Consol. School Dist., 141 F.R.D. 88, 90 (N.D. Ill. 1992) (internal quotation marks omitted)). An order is “clearly erroneous” only when “the district court is left with the definite and firm conviction that a mistake has been made.” Weeks v. Samsung Heavy Indus. Co., Ltd., 126 F.3d 926, 943 (7th Cir. 1997). “If ‘there are two permissible views, the reviewing court should not overturn the decision solely because it would have chosen the other view.’” Saunders, 2017 WL 3082036, at *3 (quoting Ball v. Kotter, No. 08-cv-1613, 2009 WL 3824709, at *3 (N.D. Ill.

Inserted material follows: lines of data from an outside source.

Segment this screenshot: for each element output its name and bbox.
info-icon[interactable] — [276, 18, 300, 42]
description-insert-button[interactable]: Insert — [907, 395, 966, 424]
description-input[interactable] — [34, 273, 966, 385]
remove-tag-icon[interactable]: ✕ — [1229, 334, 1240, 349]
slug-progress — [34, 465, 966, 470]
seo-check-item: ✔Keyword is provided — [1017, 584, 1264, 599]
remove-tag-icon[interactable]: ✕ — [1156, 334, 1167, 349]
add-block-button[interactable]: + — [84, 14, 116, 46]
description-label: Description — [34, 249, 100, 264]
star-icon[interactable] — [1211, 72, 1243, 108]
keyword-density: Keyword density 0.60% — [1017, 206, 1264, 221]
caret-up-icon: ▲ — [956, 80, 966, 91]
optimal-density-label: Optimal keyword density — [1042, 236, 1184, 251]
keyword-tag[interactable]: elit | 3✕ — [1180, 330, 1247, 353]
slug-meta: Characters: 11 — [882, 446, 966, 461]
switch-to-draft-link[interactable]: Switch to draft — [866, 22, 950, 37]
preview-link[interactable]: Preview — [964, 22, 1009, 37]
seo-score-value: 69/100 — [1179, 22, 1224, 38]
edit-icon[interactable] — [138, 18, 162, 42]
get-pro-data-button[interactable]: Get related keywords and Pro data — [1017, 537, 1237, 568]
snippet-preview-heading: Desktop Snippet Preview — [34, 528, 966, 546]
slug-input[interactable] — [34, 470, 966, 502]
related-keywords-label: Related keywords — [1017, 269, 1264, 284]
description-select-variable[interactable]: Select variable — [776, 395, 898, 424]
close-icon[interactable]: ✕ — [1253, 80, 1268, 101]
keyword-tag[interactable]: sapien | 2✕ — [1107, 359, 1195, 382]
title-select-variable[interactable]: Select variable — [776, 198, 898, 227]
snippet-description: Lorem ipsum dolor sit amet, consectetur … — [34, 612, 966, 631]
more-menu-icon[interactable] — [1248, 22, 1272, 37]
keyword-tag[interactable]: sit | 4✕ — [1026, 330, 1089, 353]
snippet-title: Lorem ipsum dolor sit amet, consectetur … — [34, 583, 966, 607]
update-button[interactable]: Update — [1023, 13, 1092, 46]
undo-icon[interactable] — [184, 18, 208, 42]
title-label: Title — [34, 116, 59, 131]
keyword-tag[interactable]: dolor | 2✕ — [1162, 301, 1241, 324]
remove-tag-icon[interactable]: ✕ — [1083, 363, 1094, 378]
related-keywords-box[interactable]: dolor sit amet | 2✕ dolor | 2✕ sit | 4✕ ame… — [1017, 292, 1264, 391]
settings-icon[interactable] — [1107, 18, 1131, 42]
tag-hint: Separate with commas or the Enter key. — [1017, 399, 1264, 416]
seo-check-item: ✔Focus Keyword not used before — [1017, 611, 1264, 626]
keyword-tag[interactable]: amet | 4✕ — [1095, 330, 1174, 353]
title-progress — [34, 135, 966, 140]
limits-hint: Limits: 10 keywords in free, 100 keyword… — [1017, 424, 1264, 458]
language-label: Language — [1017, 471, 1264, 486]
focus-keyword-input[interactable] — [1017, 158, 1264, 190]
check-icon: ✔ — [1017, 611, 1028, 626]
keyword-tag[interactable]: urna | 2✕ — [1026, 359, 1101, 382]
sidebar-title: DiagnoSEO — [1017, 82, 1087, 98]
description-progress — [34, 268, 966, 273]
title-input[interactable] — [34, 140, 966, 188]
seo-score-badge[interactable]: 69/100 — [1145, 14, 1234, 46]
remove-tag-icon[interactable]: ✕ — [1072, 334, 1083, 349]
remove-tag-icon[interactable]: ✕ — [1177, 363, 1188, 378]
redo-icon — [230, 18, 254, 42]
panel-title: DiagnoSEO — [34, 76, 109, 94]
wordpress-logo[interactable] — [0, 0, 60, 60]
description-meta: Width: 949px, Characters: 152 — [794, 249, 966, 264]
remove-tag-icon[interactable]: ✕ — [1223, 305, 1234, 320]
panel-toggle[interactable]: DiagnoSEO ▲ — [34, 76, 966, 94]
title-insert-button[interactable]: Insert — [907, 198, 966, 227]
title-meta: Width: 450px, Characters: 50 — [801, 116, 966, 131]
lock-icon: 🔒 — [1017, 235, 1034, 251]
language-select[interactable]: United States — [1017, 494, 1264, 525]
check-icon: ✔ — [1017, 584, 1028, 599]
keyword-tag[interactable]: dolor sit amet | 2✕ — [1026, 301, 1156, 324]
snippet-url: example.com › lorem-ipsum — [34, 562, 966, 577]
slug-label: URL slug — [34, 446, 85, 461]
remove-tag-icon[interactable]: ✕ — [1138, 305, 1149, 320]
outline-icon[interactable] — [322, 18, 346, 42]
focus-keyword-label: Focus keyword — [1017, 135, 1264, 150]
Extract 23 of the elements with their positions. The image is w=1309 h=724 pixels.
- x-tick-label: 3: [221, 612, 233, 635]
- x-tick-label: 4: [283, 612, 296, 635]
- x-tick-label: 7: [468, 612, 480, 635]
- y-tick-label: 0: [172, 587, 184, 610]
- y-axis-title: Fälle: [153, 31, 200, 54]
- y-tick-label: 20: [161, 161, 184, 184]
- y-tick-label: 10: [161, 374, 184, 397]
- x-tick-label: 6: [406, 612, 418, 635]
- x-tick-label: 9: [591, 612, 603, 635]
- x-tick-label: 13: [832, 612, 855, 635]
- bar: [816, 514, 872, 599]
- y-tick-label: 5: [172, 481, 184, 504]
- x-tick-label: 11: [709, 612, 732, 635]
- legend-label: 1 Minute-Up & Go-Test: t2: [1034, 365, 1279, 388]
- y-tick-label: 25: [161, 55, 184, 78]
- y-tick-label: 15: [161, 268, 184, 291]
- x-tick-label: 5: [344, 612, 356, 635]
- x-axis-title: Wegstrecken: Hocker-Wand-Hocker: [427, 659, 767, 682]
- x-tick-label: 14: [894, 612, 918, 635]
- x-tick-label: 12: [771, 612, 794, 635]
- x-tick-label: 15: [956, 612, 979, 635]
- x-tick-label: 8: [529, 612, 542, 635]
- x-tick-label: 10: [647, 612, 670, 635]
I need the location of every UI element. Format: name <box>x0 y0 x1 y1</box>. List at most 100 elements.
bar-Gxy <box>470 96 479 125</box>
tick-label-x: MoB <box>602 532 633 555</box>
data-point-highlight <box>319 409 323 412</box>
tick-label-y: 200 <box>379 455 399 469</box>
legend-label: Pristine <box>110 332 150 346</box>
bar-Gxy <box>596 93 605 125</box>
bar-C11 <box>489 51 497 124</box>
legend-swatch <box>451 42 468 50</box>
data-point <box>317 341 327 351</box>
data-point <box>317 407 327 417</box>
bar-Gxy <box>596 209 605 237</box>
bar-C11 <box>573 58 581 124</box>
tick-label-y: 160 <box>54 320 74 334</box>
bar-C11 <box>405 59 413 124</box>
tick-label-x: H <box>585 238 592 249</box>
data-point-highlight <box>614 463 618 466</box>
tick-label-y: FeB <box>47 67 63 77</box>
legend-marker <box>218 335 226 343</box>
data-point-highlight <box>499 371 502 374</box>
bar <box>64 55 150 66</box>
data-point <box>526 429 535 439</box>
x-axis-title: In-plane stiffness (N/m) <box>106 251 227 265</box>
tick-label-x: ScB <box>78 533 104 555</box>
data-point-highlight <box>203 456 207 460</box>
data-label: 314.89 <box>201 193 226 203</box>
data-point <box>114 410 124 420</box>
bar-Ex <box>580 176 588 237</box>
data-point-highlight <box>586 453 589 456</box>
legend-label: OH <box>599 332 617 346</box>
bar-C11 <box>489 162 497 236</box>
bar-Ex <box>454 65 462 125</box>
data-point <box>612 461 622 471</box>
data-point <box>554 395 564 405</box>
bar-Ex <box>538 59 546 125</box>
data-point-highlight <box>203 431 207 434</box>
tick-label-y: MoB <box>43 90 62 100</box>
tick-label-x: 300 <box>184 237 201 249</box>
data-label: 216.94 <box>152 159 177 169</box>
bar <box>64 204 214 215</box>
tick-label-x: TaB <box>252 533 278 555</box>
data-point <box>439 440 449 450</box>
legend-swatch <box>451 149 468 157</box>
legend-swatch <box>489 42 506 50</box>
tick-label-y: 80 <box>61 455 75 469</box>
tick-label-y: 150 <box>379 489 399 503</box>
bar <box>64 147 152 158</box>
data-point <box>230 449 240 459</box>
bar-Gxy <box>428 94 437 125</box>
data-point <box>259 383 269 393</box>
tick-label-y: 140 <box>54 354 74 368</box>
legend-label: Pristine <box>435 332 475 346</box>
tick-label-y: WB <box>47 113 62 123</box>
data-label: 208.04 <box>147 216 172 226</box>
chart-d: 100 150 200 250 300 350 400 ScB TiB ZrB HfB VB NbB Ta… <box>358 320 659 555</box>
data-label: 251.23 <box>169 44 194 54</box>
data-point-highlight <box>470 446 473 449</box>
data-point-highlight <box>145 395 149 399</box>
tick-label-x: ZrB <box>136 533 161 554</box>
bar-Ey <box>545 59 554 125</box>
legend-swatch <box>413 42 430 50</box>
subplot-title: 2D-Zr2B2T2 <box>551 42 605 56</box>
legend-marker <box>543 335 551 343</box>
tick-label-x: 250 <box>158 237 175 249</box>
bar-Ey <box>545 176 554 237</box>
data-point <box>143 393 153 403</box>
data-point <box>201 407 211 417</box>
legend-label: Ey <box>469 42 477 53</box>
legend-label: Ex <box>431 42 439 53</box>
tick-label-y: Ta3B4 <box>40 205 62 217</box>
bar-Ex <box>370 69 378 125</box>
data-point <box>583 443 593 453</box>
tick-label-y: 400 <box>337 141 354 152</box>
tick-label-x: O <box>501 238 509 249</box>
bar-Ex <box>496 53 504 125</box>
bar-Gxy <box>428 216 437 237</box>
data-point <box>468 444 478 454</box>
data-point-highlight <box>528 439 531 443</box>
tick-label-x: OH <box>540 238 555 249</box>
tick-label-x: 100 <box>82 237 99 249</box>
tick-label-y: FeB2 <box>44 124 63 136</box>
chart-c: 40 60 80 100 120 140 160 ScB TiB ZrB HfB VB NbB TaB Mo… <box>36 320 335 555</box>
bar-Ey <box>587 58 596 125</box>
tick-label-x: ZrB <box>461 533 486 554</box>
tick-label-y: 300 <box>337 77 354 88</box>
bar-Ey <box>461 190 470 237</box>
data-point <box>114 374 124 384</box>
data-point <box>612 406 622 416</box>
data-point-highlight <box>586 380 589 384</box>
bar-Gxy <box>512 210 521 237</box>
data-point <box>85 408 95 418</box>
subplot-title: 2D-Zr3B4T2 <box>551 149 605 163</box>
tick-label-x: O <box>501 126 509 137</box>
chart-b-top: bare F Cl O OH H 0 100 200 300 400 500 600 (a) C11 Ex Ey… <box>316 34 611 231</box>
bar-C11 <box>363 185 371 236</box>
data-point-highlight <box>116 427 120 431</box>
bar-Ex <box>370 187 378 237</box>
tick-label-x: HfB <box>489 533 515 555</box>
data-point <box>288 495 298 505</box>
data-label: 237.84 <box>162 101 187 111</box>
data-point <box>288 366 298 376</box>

Nov. 12, 2009) (internal quotation marks and citation omitted)). ANALYSIS Plaintiff asks that we set aside the January 27, 2021 Order in the following respects: (1) require Defendant City of Chicago to answer Plaintiff’s Third Set of Interrogatories; (2) require Defendants to answer Plaintiff’s Fourth Requests to Produce; and (3) allow Plaintiff to depose the lead COPA investigator after “the conclusion and disclosure of the COPA report regarding the shooting of Plaintiff.” (Objections at 7.) We take Plaintiff’s requests in turn. I. Plaintiff’s Third Set of Interrogatories

Magistrate Valdez denied Plaintiff’s request for leave to propound additional interrogatories on several grounds. (January 27, 2021 Order at 7–8.) First, Magistrate Valdez concluded that Plaintiff’s Third Set of Interrogatories, consisting of twelve interrogatories requesting information regarding the underlying incident, were not proportional to the needs of the case and that Plaintiff had not provided sufficient reason to exceed the number of interrogatories allowed under Federal Rule of Civil Procedure 33. (Id. at 7–8.) Second, she concluded that interrogatories seeking information about certain incidents across the whole of the Chicago Police Department were “exceedingly overbroad and disproportionate to the needs of the case” and that Plaintiff had not adequately explained why he needed such information. (Id. at

8.) Third, she concluded that as to the remaining interrogatories, Plaintiff had “ample opportunity” to obtain information over the preceding two years and had not explained why he delayed in filing his motion until right before the extended fact discovery deadline had passed. (Id. at 8.) Plaintiff takes issue with Magistrate Valdez’s conclusion that Plaintiff’s Third Set of Interrogatories were not proportional to the needs of the case and that Plaintiff had not provided convincing reasons to exceed the number of interrogatories allowed under the Federal Rules. (Objections at 4–5.) However, Plaintiff fails to specify why Magistrate Valdez’s ruling was “clearly erroneous” or “contrary to law.” (See generally id.) Instead, he vaguely asserts that his case is “unique…with differing interests” without explaining why that might be the case or why that might justify a departure from the Federal Rules. (Id.